Ideally, the company will grow enough to do an Initial Public Offering (IPO), where the public will be able to buy ownership in the company, allowing the investor to exit the network.
This creates some interesting dynamics because an investor has to put a price on becoming part of a network that will hopefully give them a chance to leave it at a higher price. They have to think about the growth rate of a company, which means they put pressure on a company to grow. This means the company has to grow quickly in terms of several subnetworks: customers, employees, community members, partners, vendors, etc. They have to do this at the behest of someone who wants to leave the network.

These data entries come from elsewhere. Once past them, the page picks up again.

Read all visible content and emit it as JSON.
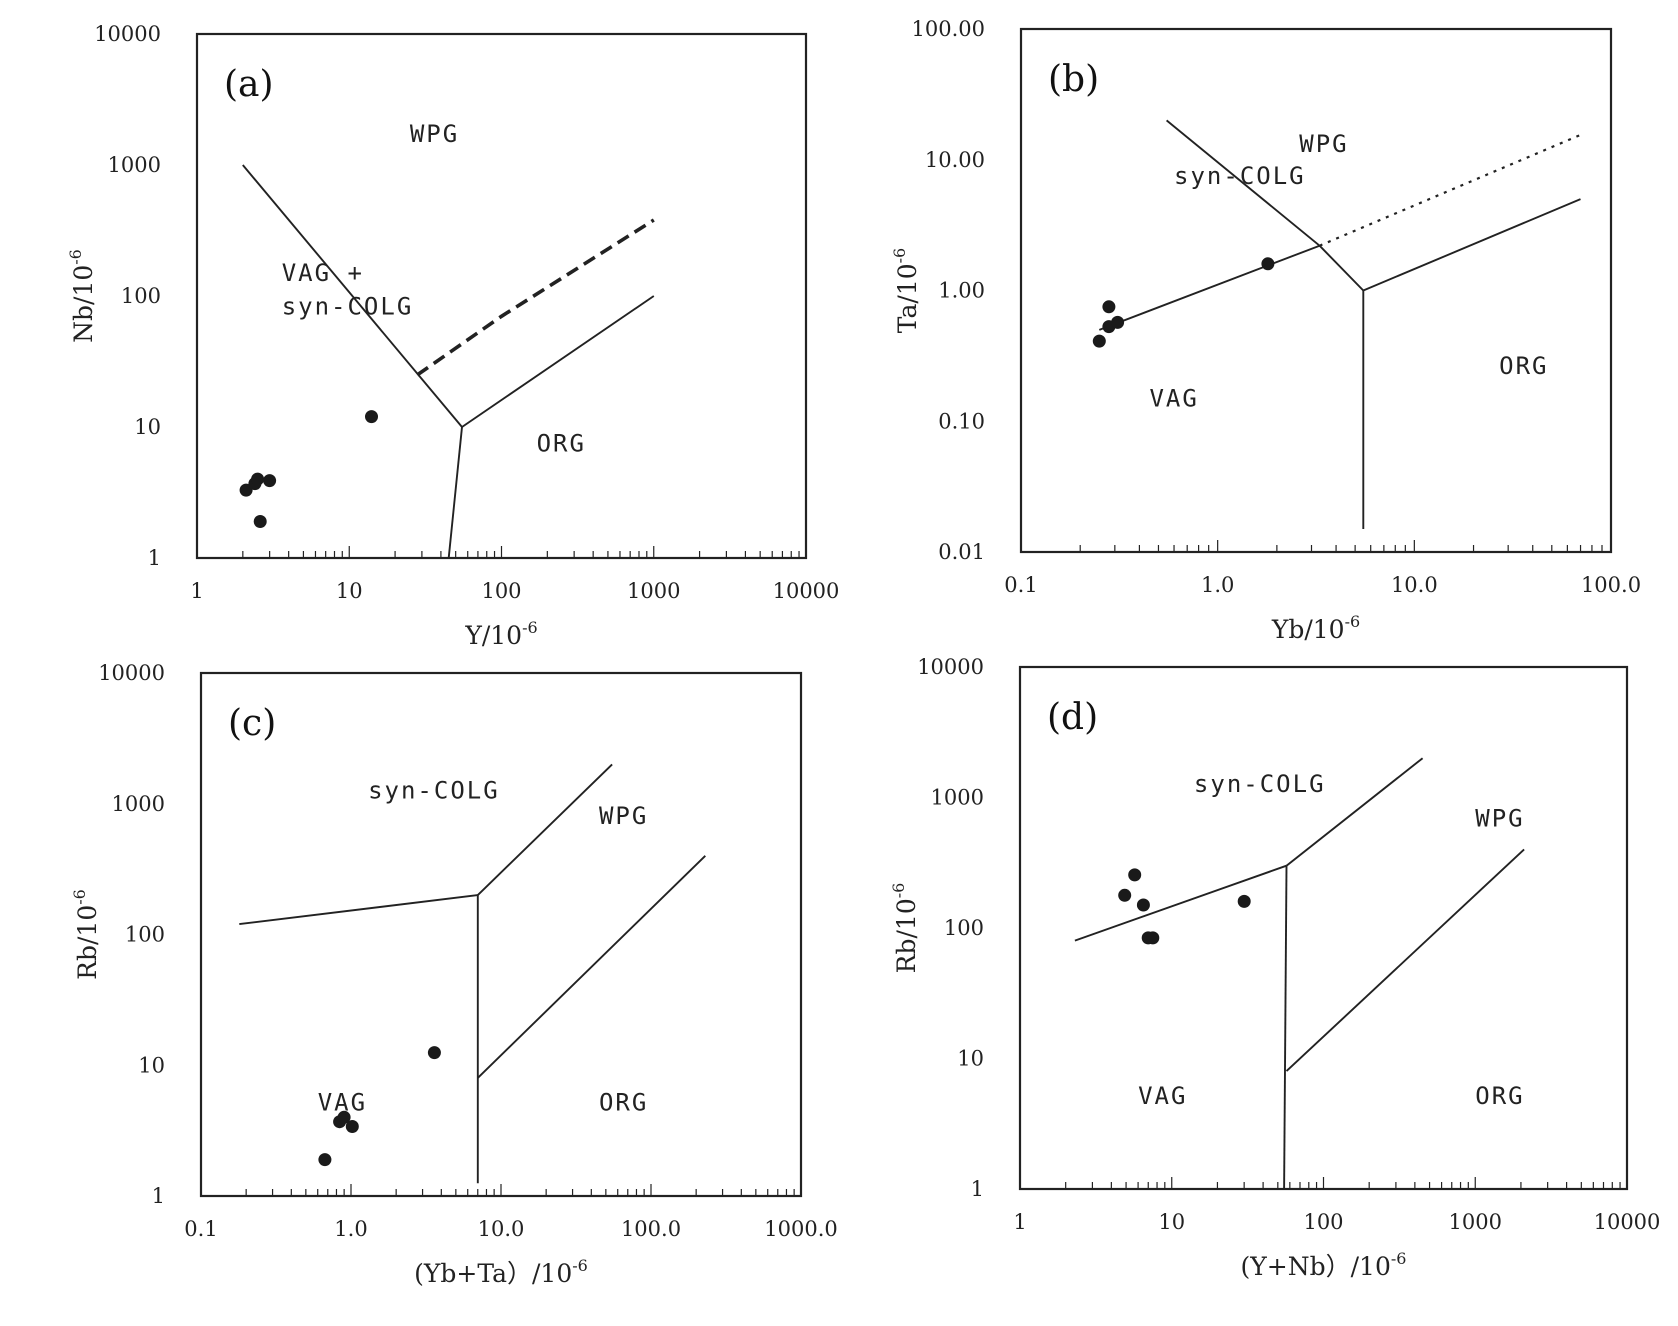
{
  "chart_data": [
    {
      "id": "a",
      "type": "scatter",
      "panel_label": "(a)",
      "xscale": "log",
      "yscale": "log",
      "xlim": [
        1,
        10000
      ],
      "ylim": [
        1,
        10000
      ],
      "xticks": [
        "1",
        "10",
        "100",
        "1000",
        "10000"
      ],
      "yticks": [
        "1",
        "10",
        "100",
        "1000",
        "10000"
      ],
      "xlabel": "Y/10",
      "xlabel_sup": "-6",
      "ylabel": "Nb/10",
      "ylabel_sup": "-6",
      "regions": [
        "WPG",
        "VAG +",
        "syn-COLG",
        "ORG"
      ],
      "points": [
        [
          2.1,
          3.3
        ],
        [
          2.4,
          3.7
        ],
        [
          2.5,
          4.0
        ],
        [
          3.0,
          3.9
        ],
        [
          2.6,
          1.9
        ],
        [
          14,
          12
        ]
      ]
    },
    {
      "id": "b",
      "type": "scatter",
      "panel_label": "(b)",
      "xscale": "log",
      "yscale": "log",
      "xlim": [
        0.1,
        100
      ],
      "ylim": [
        0.01,
        100
      ],
      "xticks": [
        "0.1",
        "1.0",
        "10.0",
        "100.0"
      ],
      "yticks": [
        "0.01",
        "0.10",
        "1.00",
        "10.00",
        "100.00"
      ],
      "xlabel": "Yb/10",
      "xlabel_sup": "-6",
      "ylabel": "Ta/10",
      "ylabel_sup": "-6",
      "regions": [
        "WPG",
        "syn-COLG",
        "VAG",
        "ORG"
      ],
      "points": [
        [
          0.25,
          0.41
        ],
        [
          0.28,
          0.53
        ],
        [
          0.28,
          0.75
        ],
        [
          0.31,
          0.57
        ],
        [
          1.8,
          1.6
        ]
      ]
    },
    {
      "id": "c",
      "type": "scatter",
      "panel_label": "(c)",
      "xscale": "log",
      "yscale": "log",
      "xlim": [
        0.1,
        1000
      ],
      "ylim": [
        1,
        10000
      ],
      "xticks": [
        "0.1",
        "1.0",
        "10.0",
        "100.0",
        "1000.0"
      ],
      "yticks": [
        "1",
        "10",
        "100",
        "1000",
        "10000"
      ],
      "xlabel": "(Yb+Ta）/10",
      "xlabel_sup": "-6",
      "ylabel": "Rb/10",
      "ylabel_sup": "-6",
      "regions": [
        "syn-COLG",
        "WPG",
        "VAG",
        "ORG"
      ],
      "points": [
        [
          0.84,
          3.7
        ],
        [
          0.9,
          4.0
        ],
        [
          1.02,
          3.4
        ],
        [
          0.67,
          1.9
        ],
        [
          3.6,
          12.5
        ]
      ]
    },
    {
      "id": "d",
      "type": "scatter",
      "panel_label": "(d)",
      "xscale": "log",
      "yscale": "log",
      "xlim": [
        1,
        10000
      ],
      "ylim": [
        1,
        10000
      ],
      "xticks": [
        "1",
        "10",
        "100",
        "1000",
        "10000"
      ],
      "yticks": [
        "1",
        "10",
        "100",
        "1000",
        "10000"
      ],
      "xlabel": "(Y+Nb）/10",
      "xlabel_sup": "-6",
      "ylabel": "Rb/10",
      "ylabel_sup": "-6",
      "regions": [
        "syn-COLG",
        "WPG",
        "VAG",
        "ORG"
      ],
      "points": [
        [
          5.7,
          255
        ],
        [
          4.9,
          178
        ],
        [
          6.5,
          150
        ],
        [
          7.0,
          84
        ],
        [
          7.5,
          84
        ],
        [
          30,
          160
        ]
      ]
    }
  ]
}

This creates a lot of problems that could be avoided. There are a lot of pressures exerted on these networks that tend to cause side effects. Companies grow faster than they learn, so they deploy machine learning algorithms to give them insights into the data they generated. But they don't always know what that end state looks like, so you end up with large networks that tend to have major issues. But they are large enough that they can be monetized inefficiently.
The interesting thing about tech is that it's evolving so rapidly that people will come to appreciate suboptimal solutions because they don't know what's possible.
Most people haven't been exposed to social networks of 1000s or 10000s pre-internet. Now anybody can suddenly create networks of 1000000s. This means that bad actors can take advantage of the networks they create. That's why understanding how networks are valued is really important when evaluating a network. Here's what you should ask yourself when evaluating a potential network to join:
- What is the dynamic between the internal value and the external value?
- Are the creators of the network exploiting a lack of knowledge?
- Who benefits the most when the network increases in value?
- Do the benefits of network memberships outweigh the costs of membership?
So this brings us to the main problem with Crypto/Web3. They try to make the price equal to the internal value. But whose internal value?
The internal value of a network is very specific to the person in the network. With cryptocurrencies, the internal value depends on how many coins someone owns. But this misaligns the incentives of the network, because the largest holders can do things out of alignment with the many smaller holders.
Happens all the time with Web3 projects.
I think there is a solution that lies between a coin and stock options. Unfortunately, it's a battle between too many regulations and not enough. I am hopeful that the lack of regulations will bring a balance to the existing regulations and make things friendlier for small communities who want to leverage capital to enhance their communities.
I view the future as a ton of small gated communities. These will be more likely to succeed than giant communities of 10000s. The average effort of a given network participant drops because their average stake drops. But small communities can do some incredible things.